A simple question on CUDA threads in numba

It's a very beginner oriented question. I have been working on regular python threads and C threads and learnt that I can create threads that run a specific function and they use semaphores and other sync primitives.

But, I am currently trying to learn Cuda using the numba's python based compiler. I have written the following code.

from numba import cuda
import numpy as np

@cuda.jit
def image_saturate(data):
    pos_x, pos_y = cuda.grid(2)

    if (pos_x, pos_y) <= data.shape:
        data[pos_x, pos_y] = 1

if __name__ == "__main__":
    image_quality = (128, 72)
    image = np.zeros(image_quality)

    thread_size = 32
    block_size = image_quality

    image_saturate[block_size, thread_size](image)

    print(image)

But, the thing that I feel weird is, I can change thread_size as I want and the result is the same - meaning the output is all ones as expected. But, the moment I change the the block_size weird things start happening and only that size of the original matrix gets filled with ones - so it's only a partial filling.

Form this I understand that the cuda.grid(2) returns the block coordinates. But, shouldn't I be able to get the actual thread coordinates and the block coordinates as well?

I am terribly new and I can't find any resources to learn online. It would be great if anyone can answer my question and also provide and resources for learning Cuda using Numba.

Solution

Form this I understand that the cuda.grid(2) returns the block coordinates.

That's not the case. That statement returns a fully-qualified 2D thread index. The range of the returned values will extend to the product of the block coordinates limit and the thread coordinates limit.

In CUDA, the grid dimension parameter for a kernel launch (the one you are calling block_size) specifies the grid dimension in terms of number of blocks (in each direction). The block dimension parameter for a kernel launch (the one you are calling thread_size) specifies the size of each block in the grid, in terms of the number of threads per block.

Therefore the total number of threads launched is equal to the product of the grid dimension(s) and the the block dimension(s). The total would be the product of all those things, in all dimensions. The total per dimension would be the product of the grid dimension in that direction and the block dimension in that direction.

So you have a questionable design choice, in that you have an image size and you are setting the grid dimension equal to the image size. This could only be sensible if you had only 1 thread per block. As you will discover by looking at any proper numba CUDA code (such as the one here) a typical approach is to divide the total desired dimension (in this case, the image size or dimension(s)), by the number of threads per block, to get the grid dimension.

When we do so, the cuda.grid() statement in your kernel code will return a tuple that has sensible ranges. In your case, it would return tuples to threads that correctly go from 0..127 in x, and 0..71 in y. The problem you have at the moment is that the cuda.grid() statement can return tuples that range from 0..((128*32)-1) in x, and that is unnecessary.

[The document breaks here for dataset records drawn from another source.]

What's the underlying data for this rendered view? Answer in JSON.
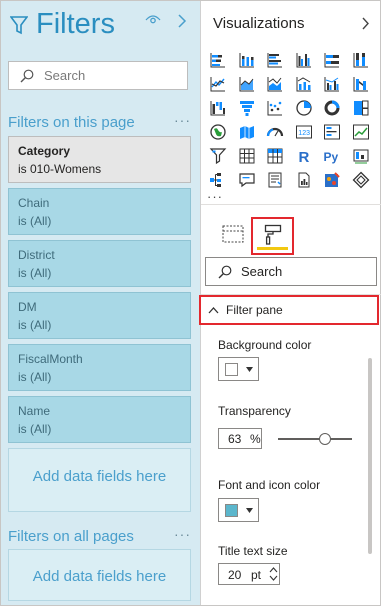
{
  "filters": {
    "title": "Filters",
    "search_placeholder": "Search",
    "page_section_title": "Filters on this page",
    "page_section_more": "···",
    "cards": [
      {
        "name": "Category",
        "value": "is 010-Womens"
      },
      {
        "name": "Chain",
        "value": "is (All)"
      },
      {
        "name": "District",
        "value": "is (All)"
      },
      {
        "name": "DM",
        "value": "is (All)"
      },
      {
        "name": "FiscalMonth",
        "value": "is (All)"
      },
      {
        "name": "Name",
        "value": "is (All)"
      }
    ],
    "add_fields_label": "Add data fields here",
    "all_pages_title": "Filters on all pages",
    "all_pages_more": "···",
    "all_pages_add_label": "Add data fields here"
  },
  "visualizations": {
    "title": "Visualizations",
    "more": "···",
    "search_placeholder": "Search",
    "section_label": "Filter pane",
    "background_color_label": "Background color",
    "transparency_label": "Transparency",
    "transparency_value": "63",
    "transparency_unit": "%",
    "transparency_level_percent": 63,
    "font_icon_color_label": "Font and icon color",
    "font_icon_color": "#5bb6cc",
    "background_color": "#ffffff",
    "title_text_size_label": "Title text size",
    "title_text_size_value": "20",
    "title_text_size_unit": "pt",
    "icons": [
      [
        "stacked-bar-chart-icon",
        "stacked-column-chart-icon",
        "clustered-bar-chart-icon",
        "clustered-column-chart-icon",
        "100-stacked-bar-chart-icon",
        "100-stacked-column-chart-icon"
      ],
      [
        "line-chart-icon",
        "area-chart-icon",
        "stacked-area-chart-icon",
        "line-and-stacked-column-chart-icon",
        "line-and-clustered-column-chart-icon",
        "ribbon-chart-icon"
      ],
      [
        "waterfall-chart-icon",
        "funnel-chart-icon",
        "scatter-chart-icon",
        "pie-chart-icon",
        "donut-chart-icon",
        "treemap-icon"
      ],
      [
        "map-icon",
        "filled-map-icon",
        "gauge-icon",
        "card-icon",
        "multi-row-card-icon",
        "kpi-icon"
      ],
      [
        "slicer-icon",
        "table-icon",
        "matrix-icon",
        "r-visual-icon",
        "python-visual-icon",
        "key-influencers-icon"
      ],
      [
        "decomposition-tree-icon",
        "qa-icon",
        "smart-narrative-icon",
        "paginated-report-icon",
        "arcgis-map-icon",
        "power-apps-icon"
      ]
    ]
  },
  "colors": {
    "filters_bg": "#d6eaf2",
    "card_bg": "#a8d8e6",
    "accent_blue": "#2a8ec0",
    "highlight_red": "#e3282e",
    "format_underline": "#f2c811"
  }
}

Of course, the goal of your if statement is to prevent out-of-bounds indexing, however the test of <= does not look right to me. This is the classical computer science off-by-1 error. Threads whose indices happen to match the limit returned by shape should be excluded.

But, the moment I change the the block_size weird things start happening and only that size of the original matrix gets filled with ones - so it's only a partial filling.

It's really not clear what your expectations are here. Your kernel design is such that each thread populates (at most) one output point. Therefore sensible grid sizing is to match the grid (the total threads in x, and the total threads in y) to the image dimensions. If you follow the above recommendations for grid sizing calculations, and then set your grid size to something less than your image size, I would expect that portions of your output image would not be populated. Don't do that. Or if you must do that, employ a grid-stride loop kernel design.

Having said all that, the following is how I would rewrite your code:

from numba import cuda
import numpy as np

@cuda.jit
def image_saturate(data):
    pos_x, pos_y = cuda.grid(2)

    if pos_x  < data.shape[0] and pos_y < data.shape[1]:
        data[pos_x, pos_y] = 1

if __name__ == "__main__":
    image_x = 128
    image_y = 72
    image_quality = (image_x, image_y)
    image = np.zeros(image_quality)
    thread_x = 32
    thread_y = 1
    thread_size = (thread_x, thread_y)
    block_size = ((image_x//thread_x) + 1, (image_y//thread_y) + 1) # "lazy" round-up

    image_saturate[block_size, thread_size](image)

    print(image)

it appears to run correctly for me. If you now suggest that what you want to do is to arbitrary modify the block_size variable e.g.:

block_size = (5,5)

and make no other changes, and expect the output image to be fully populated, I would say that is not a sensible expectation. I have no idea how that could be sensible, so I will just say that CUDA doesn't work that way. If you wish to "decouple" the data size from the grid size, the canonical way to do it is the grid stride loop as already discussed.

I've also removed the tuple comparison. I don't think it is really germane here. If you still want to use the tuple comparison, that should work exactly as you would expect based on python. There isn't anything CUDA specific about it.